Fica uma impressão, Carlos, que no final da sua disciplina você esteja formado? Foi algo que você já falou aqui agora. Você tenta mostrar para os alunos com base na doutrina, que existem respostas possíveis e respostas que o Supremo está dando que não são, dentro da doutrina, possíveis. Portanto, formar esse embasamento crítico para ele trabalhar, seja como advogado, seja como professor, seja como alguém que vá se enveredar pela carreira acadêmica, por exemplo. Então, é como se no final da sua disciplina você tentasse formar ali um exército de críticos do tribunal. Inclusive, acho que é interessante dessa série, que se no passado não se formavam críticos ao tribunal, hoje parece que é isso que está saindo das disciplinas, porque eles debatem isso o tempo todo. Agora, como é que compatibiliza isso com essa falta de doutrina sobre as decisões? Onde é que eles vão se inspirar? Porque só repetir a decisão do Supremo não é criticá-la e nem saber criticar o tribunal. Como é que resolve? 

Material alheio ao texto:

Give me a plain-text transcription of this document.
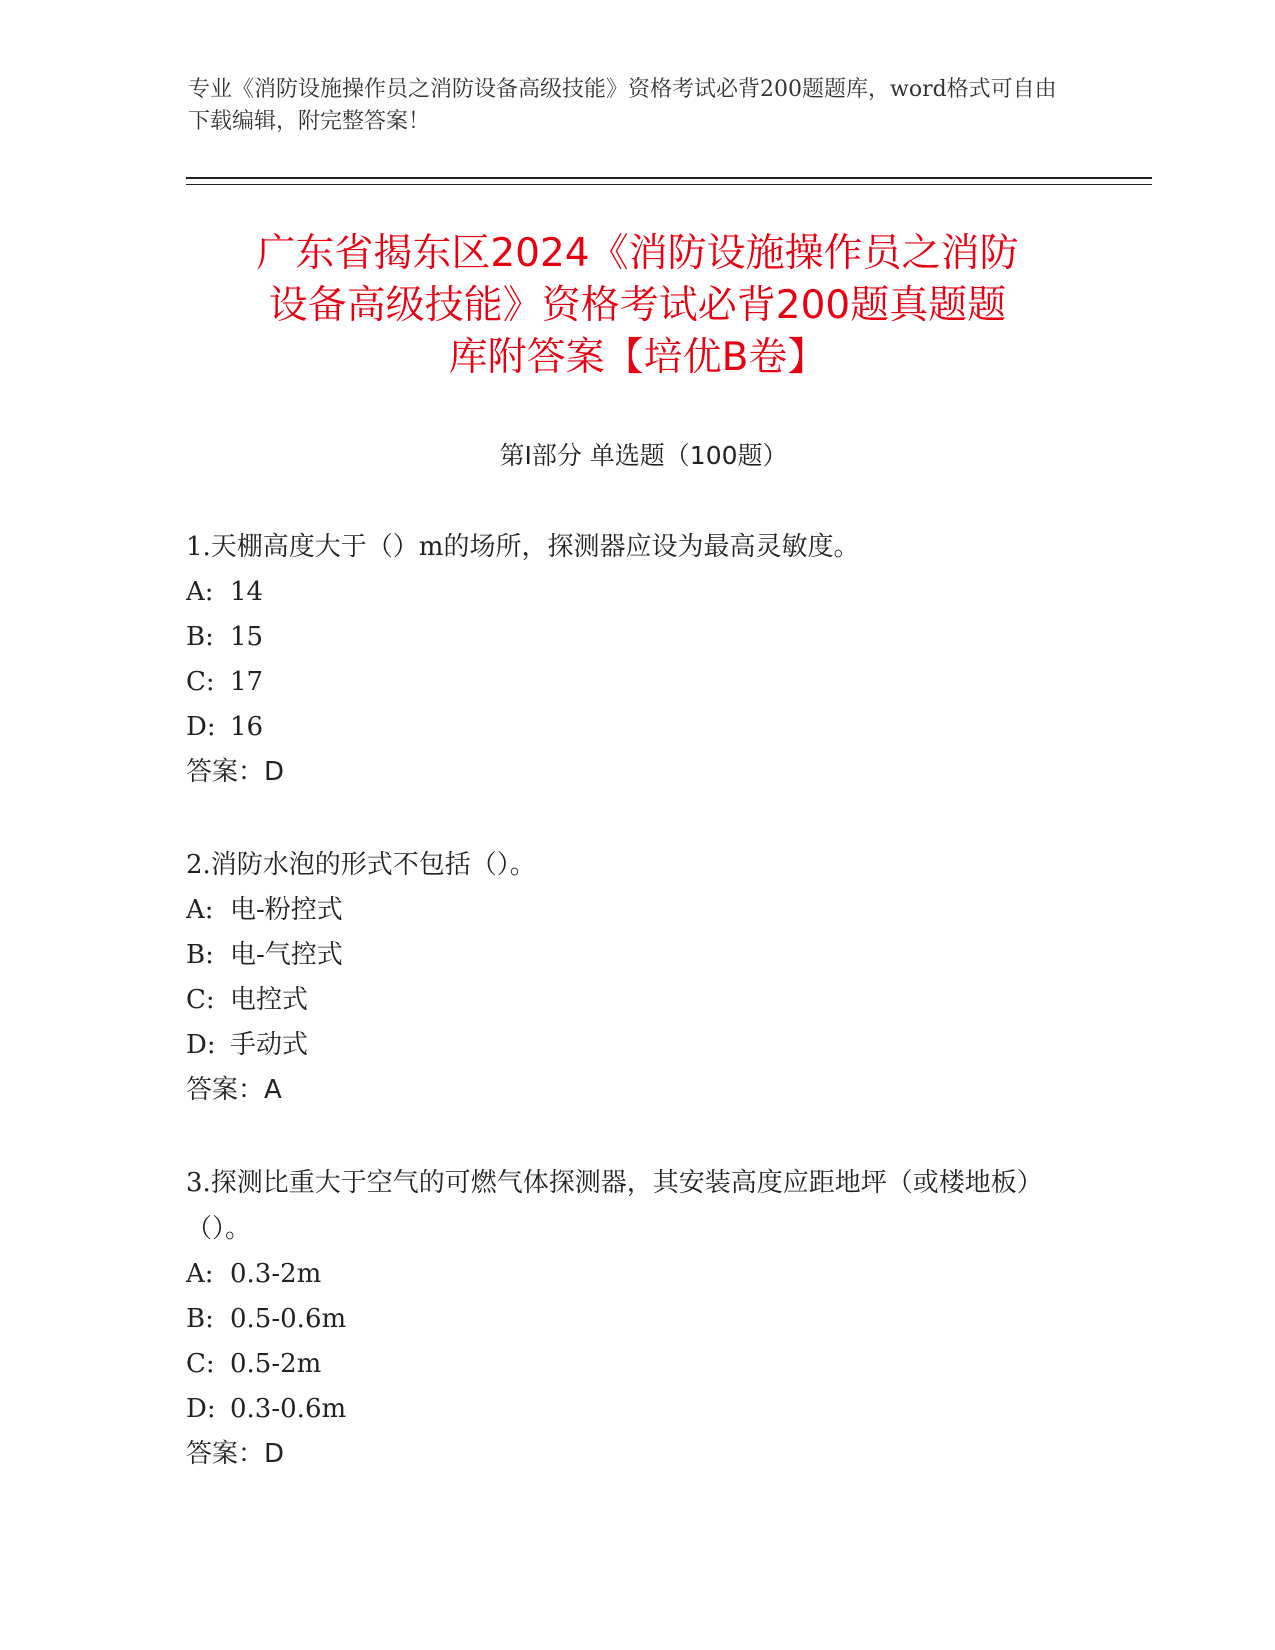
专业《消防设施操作员之消防设备高级技能》资格考试必背200题题库，word格式可自由下载编辑，附完整答案！
广东省揭东区2024《消防设施操作员之消防
设备高级技能》资格考试必背200题真题题
库附答案【培优B卷】
第Ⅰ部分 单选题（100题）

1.天棚高度大于（）m的场所，探测器应设为最高灵敏度。

A: 14

B: 15

C: 17

D: 16

答案：D

2.消防水泡的形式不包括（）。

A: 电-粉控式

B: 电-气控式

C: 电控式

D: 手动式

答案：A

3.探测比重大于空气的可燃气体探测器，其安装高度应距地坪（或楼地板）（）。

A: 0.3-2m

B: 0.5-0.6m

C: 0.5-2m

D: 0.3-0.6m

答案：D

Essa pergunta é de um milhão de dólares, Felipe. E passa por uma série de elementos. Passa pelo número exacerbado de faculdades de direito, passa pela questão que a formação jurídica tem cada vez menos de uma formação humanística e mais de uma formação técnica. Enfim, existem vários elementos que, reunidos, geram esse resultado. eu tenho talvez uma visão um pouco mais otimista, porque eu vejo nos alunos da São Francisco uma consciência crítica, uma inquietação maior, e isso faz com que, de fato, se tenha um substrato ali de cultivo de um questionamento, de uma certa insatisfação e de uma vontade de colocar as coisas nos seus devidos lugares.

Não diria que nós formamos críticos do tribunal. Nós formamos críticos, enfim, em geral, em relação a todos os atores de poder. Só que o tribunal hoje tem um protagonismo muito grande e talvez por isso ele atraia mais as críticas. Mas, no passado, o foco das críticas era o presidente da República, que editava muita medida provisória, o Congresso Nacional, que não votava as matérias que deveria votar. Hoje, o protagonismo é um protagonismo que atravessou a praça dos três poderes para o lado do Supremo, e isso faz com que, de fato, nas aulas, esse seja o alvo preferencial dos alunos, seja para concordar, muitas vezes, e de fato isso muitas vezes ocorre, seja para criticar, ou seja, para criticar a posição do professor tendo como referencial a jurisprudência do Supremo. 

A questão ideológica, isso se apresenta entre os seus alunos? E a questão ideológica aqui, a gente estava falando disso antes de começarmos a gravar, não em relação ao apoio a um candidato ou outro, mas a interpretação da Constituição, uma visão mais conservadora, mais progressista ou mais retrógrada da Constituição, isso se apresenta para você na sua sala de aula? 

Sem dúvida que isso se apresenta. Isso se apresenta, existe essa disputa nas discussões entre os alunos de visões de a correta separação de poderes, o que o Estado deve ou não deve fazer, até que ponto se dá a intervenção do Estado na sociedade, na economia, nos costumes, etc. Isso é algo que está presente em qualquer discussão que se tenha em sala de aula. Mas o interessante é que, muitas vezes, existe um consenso desses grupos que aparentemente são antagônicos em relação ao modo como as coisas são feitas.

Existe, por exemplo, vou usar aqui, tal direito precisaria ser discussões sobre isso mas existe um consenso de não, mas dessa maneira não foi a maneira mais adequada ou desse modo poderia ter sido feito de uma maneira melhor. Então, muitas vezes até é perceptível que, apesar das diferenças, existe um consenso em torno do modo do proceder não raro do tribunal.